Yes, I majored in art and psychology as an undergraduate and I have an MFA from UCLA, where I studied ceramics. I have the good fortune to have grown up knowing Jim Bassler, a fantastic artist and human whose genre is weaving. He taught at UCLA for many years and introduced me to Adrian Saxe, then head of the ceramics department, who encouraged me to apply to the MFA program.
Why do you live and work in L.A., and not elsewhere?
I was born in Manchester, England, but L.A. is really my hometown. I grew up here since the age of five when my parents returned from living abroad. I went away for college at UC Berkeley, and then came back a few later for graduate school and stayed put.

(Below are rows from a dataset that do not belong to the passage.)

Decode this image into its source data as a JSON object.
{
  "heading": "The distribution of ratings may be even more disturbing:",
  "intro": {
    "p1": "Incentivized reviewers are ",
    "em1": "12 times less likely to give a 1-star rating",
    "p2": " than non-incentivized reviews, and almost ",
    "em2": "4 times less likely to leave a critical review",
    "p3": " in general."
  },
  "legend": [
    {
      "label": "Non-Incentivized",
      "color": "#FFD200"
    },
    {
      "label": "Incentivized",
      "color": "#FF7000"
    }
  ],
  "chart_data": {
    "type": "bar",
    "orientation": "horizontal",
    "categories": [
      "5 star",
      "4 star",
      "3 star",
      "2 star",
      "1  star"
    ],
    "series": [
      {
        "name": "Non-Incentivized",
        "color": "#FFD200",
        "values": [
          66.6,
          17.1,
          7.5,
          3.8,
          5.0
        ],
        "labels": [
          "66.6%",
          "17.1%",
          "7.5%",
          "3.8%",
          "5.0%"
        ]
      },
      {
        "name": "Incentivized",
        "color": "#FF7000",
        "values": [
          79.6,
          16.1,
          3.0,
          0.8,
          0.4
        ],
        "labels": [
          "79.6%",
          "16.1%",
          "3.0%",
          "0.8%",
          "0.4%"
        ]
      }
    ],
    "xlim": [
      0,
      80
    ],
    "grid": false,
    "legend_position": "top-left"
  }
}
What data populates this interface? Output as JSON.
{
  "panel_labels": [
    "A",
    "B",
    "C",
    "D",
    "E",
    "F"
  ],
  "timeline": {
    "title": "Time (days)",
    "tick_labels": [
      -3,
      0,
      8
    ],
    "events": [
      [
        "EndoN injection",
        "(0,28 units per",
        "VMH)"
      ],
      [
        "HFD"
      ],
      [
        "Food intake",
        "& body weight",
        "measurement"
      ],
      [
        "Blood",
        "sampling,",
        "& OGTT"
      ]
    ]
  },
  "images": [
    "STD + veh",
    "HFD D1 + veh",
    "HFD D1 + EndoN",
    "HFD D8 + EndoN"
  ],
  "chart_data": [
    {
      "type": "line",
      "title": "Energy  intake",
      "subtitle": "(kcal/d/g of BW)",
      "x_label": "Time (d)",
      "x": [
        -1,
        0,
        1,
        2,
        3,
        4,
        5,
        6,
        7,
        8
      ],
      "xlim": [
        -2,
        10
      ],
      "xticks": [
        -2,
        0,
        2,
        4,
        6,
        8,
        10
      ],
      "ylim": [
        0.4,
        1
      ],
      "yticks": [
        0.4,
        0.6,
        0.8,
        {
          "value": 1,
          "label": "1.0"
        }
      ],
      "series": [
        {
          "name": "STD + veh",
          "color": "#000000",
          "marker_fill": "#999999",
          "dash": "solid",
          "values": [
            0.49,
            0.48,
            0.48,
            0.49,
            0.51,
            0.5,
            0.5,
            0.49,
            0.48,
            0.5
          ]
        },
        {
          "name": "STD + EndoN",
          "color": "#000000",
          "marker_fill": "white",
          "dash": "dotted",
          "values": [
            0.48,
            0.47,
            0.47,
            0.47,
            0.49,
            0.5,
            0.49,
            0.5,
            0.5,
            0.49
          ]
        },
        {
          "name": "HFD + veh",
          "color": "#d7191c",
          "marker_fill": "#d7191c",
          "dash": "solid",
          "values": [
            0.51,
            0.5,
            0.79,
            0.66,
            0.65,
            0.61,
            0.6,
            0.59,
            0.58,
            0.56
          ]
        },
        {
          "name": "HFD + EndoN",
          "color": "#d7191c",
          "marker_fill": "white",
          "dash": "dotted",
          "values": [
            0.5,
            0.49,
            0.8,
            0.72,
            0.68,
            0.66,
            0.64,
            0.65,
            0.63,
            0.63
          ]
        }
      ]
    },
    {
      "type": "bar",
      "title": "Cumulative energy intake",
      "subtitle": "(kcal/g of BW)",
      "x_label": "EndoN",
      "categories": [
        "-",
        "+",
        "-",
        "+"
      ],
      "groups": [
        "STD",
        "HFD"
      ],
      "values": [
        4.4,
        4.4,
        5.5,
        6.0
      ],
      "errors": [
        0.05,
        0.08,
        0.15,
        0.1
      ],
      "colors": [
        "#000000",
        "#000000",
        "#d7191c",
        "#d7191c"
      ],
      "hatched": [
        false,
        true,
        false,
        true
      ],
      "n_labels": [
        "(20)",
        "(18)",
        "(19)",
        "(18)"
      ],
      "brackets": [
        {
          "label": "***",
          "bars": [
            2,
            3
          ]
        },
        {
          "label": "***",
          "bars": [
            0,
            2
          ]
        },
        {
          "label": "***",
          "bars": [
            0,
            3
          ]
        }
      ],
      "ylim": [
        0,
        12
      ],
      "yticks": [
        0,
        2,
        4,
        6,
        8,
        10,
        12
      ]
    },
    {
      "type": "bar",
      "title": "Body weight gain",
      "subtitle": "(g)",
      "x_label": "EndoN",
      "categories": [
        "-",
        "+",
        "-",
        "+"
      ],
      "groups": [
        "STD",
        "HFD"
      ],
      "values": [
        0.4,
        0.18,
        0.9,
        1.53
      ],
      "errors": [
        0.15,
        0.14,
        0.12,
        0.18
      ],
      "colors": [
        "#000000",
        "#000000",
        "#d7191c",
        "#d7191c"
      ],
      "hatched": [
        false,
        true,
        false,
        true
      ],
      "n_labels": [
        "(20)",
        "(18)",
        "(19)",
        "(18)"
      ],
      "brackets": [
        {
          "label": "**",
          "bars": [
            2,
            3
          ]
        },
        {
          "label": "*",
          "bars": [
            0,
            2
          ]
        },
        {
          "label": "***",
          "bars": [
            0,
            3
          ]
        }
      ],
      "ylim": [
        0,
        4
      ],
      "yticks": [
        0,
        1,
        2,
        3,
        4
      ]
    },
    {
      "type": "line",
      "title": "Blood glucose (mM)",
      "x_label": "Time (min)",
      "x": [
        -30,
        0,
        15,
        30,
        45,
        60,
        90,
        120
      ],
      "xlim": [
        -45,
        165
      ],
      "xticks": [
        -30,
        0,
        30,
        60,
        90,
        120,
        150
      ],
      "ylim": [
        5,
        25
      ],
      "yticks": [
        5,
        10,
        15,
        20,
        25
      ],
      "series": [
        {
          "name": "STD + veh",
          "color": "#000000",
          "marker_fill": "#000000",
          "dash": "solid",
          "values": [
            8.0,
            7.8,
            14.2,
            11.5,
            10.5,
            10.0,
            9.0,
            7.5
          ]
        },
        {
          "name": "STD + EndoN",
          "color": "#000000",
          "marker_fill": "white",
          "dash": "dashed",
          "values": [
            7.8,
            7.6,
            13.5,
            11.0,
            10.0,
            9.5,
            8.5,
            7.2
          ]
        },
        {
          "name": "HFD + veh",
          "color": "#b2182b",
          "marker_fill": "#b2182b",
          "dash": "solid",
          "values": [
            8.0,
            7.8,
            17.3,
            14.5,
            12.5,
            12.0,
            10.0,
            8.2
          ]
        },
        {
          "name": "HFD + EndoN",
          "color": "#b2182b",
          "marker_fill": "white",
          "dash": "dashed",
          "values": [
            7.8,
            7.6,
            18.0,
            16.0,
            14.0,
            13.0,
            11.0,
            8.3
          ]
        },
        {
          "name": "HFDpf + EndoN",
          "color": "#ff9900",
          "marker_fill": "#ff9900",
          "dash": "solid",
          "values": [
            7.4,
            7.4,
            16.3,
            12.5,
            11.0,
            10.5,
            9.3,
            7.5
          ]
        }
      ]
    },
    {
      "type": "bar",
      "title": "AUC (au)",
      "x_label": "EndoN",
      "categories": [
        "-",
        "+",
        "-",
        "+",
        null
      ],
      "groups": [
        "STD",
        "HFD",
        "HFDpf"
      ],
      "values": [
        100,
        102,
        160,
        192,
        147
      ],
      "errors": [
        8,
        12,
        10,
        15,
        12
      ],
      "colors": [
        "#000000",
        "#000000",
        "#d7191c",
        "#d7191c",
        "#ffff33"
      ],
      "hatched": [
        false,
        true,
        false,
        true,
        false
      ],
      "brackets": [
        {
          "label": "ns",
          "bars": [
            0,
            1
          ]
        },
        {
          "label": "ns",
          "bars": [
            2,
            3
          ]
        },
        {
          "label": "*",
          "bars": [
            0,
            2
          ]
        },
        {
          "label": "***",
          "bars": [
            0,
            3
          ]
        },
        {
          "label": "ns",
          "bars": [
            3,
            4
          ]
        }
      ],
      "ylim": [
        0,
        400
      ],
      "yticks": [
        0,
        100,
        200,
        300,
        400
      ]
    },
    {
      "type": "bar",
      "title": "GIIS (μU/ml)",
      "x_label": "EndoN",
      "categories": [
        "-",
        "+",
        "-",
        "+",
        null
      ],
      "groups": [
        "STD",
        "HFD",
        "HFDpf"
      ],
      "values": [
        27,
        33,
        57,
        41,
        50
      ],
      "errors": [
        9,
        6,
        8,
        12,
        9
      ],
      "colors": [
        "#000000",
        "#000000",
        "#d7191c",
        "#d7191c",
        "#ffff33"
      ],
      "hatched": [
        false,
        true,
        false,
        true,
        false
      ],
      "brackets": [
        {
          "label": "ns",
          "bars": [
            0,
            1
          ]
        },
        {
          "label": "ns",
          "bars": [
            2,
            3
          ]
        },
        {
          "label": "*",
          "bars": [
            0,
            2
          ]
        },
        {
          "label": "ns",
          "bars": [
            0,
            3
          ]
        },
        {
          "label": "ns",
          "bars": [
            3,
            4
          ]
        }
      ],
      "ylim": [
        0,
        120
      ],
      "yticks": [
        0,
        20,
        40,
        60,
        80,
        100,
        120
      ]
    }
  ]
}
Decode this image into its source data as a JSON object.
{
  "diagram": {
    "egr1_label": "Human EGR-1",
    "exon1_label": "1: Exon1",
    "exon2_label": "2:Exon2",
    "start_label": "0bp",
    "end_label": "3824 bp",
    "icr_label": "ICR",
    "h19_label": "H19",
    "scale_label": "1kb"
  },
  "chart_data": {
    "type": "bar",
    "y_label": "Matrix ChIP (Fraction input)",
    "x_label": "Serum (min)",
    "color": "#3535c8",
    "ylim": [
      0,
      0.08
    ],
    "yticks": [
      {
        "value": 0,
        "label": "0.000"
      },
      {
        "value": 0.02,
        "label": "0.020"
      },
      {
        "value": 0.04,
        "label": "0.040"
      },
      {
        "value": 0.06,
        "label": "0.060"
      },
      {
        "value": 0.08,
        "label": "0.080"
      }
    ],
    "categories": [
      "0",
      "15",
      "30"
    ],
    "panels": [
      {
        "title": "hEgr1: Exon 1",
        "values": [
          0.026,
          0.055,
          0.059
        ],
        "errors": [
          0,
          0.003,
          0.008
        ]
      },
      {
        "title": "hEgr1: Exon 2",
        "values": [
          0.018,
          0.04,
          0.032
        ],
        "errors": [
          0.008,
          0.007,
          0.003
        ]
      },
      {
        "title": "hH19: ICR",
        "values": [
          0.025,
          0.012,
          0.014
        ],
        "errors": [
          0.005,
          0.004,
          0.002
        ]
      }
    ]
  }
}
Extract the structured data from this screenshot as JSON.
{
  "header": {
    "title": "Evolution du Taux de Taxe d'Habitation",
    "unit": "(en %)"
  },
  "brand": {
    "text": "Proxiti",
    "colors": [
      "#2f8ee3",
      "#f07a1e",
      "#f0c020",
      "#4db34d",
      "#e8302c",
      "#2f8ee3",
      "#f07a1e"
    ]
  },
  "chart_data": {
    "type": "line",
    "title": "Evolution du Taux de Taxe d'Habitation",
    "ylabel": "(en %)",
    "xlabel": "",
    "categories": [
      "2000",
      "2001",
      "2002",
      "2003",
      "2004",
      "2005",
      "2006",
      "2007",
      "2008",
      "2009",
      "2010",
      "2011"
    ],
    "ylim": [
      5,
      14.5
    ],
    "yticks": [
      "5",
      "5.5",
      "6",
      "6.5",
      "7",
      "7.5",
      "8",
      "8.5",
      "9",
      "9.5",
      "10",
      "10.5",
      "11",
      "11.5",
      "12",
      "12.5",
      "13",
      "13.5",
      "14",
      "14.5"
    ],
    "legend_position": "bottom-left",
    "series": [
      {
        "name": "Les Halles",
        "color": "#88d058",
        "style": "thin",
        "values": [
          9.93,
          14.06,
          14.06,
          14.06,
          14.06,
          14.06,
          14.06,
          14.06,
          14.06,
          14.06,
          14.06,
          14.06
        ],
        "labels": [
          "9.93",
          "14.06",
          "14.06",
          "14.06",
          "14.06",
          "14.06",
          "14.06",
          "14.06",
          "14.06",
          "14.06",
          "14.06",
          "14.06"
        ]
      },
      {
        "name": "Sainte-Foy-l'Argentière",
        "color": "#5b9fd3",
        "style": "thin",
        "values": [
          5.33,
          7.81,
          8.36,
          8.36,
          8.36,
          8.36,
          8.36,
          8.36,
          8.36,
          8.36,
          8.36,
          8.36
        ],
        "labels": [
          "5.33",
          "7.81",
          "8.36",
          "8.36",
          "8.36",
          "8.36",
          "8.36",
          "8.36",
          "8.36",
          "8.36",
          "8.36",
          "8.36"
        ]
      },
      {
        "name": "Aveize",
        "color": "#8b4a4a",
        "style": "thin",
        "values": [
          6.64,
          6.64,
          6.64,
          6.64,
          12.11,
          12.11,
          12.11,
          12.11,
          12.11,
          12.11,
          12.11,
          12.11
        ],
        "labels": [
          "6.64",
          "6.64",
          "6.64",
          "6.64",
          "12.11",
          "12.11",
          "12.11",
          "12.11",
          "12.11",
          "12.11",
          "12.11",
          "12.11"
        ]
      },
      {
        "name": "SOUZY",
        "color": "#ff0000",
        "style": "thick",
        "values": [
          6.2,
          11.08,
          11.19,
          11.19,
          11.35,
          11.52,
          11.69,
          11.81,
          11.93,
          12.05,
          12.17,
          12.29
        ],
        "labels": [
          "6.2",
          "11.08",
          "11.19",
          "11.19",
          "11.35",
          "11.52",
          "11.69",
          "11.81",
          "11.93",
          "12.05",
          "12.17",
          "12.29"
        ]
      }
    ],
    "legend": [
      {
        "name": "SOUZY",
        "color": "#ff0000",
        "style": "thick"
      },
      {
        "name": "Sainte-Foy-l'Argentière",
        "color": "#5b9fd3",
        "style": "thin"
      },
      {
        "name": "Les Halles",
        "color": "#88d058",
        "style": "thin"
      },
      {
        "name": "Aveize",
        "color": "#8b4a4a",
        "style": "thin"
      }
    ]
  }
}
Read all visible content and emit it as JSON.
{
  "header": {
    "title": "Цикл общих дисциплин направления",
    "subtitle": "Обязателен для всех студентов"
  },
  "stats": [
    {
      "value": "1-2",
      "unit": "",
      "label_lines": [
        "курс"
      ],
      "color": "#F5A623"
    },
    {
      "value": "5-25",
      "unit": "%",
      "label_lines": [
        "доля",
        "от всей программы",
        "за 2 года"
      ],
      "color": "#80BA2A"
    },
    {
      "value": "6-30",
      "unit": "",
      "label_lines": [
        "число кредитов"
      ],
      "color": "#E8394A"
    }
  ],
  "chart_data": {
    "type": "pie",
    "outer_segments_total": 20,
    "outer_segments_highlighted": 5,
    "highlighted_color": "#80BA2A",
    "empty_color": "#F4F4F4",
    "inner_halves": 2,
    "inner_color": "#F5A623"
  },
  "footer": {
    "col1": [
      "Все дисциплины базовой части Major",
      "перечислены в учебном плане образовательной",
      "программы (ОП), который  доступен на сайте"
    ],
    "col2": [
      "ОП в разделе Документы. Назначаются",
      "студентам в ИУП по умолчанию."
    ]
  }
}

When is/was your current/most recent/next show?
My large-scale sculpture Golem, commissioned by the Jewish Museum Berlin for their exhibition Golem (2016-17), is shipping back to Germany this summer. It will be on long term display at the Jewish Museum in Worms in the exhibition SchUM on the Rhine – From Medieval Era into Modernity, which examines the region’s importance to Jewish intellectual life during the Middle Ages, including inspiring what is thought to be the first written account of a golem. I also have a new piece, Hull 04, in a group show about climate change slated for the fall in Berlin, Mountains to Oceans: the paradox exhibition.
Do you listen to music while you work? If so what?
Music is my gas (funk and old-school rock and roll) and my brakes (I’ve been playing Keith Jarrett’s The Köln Concert, pretty much on a weekly basis, for more than thirty years).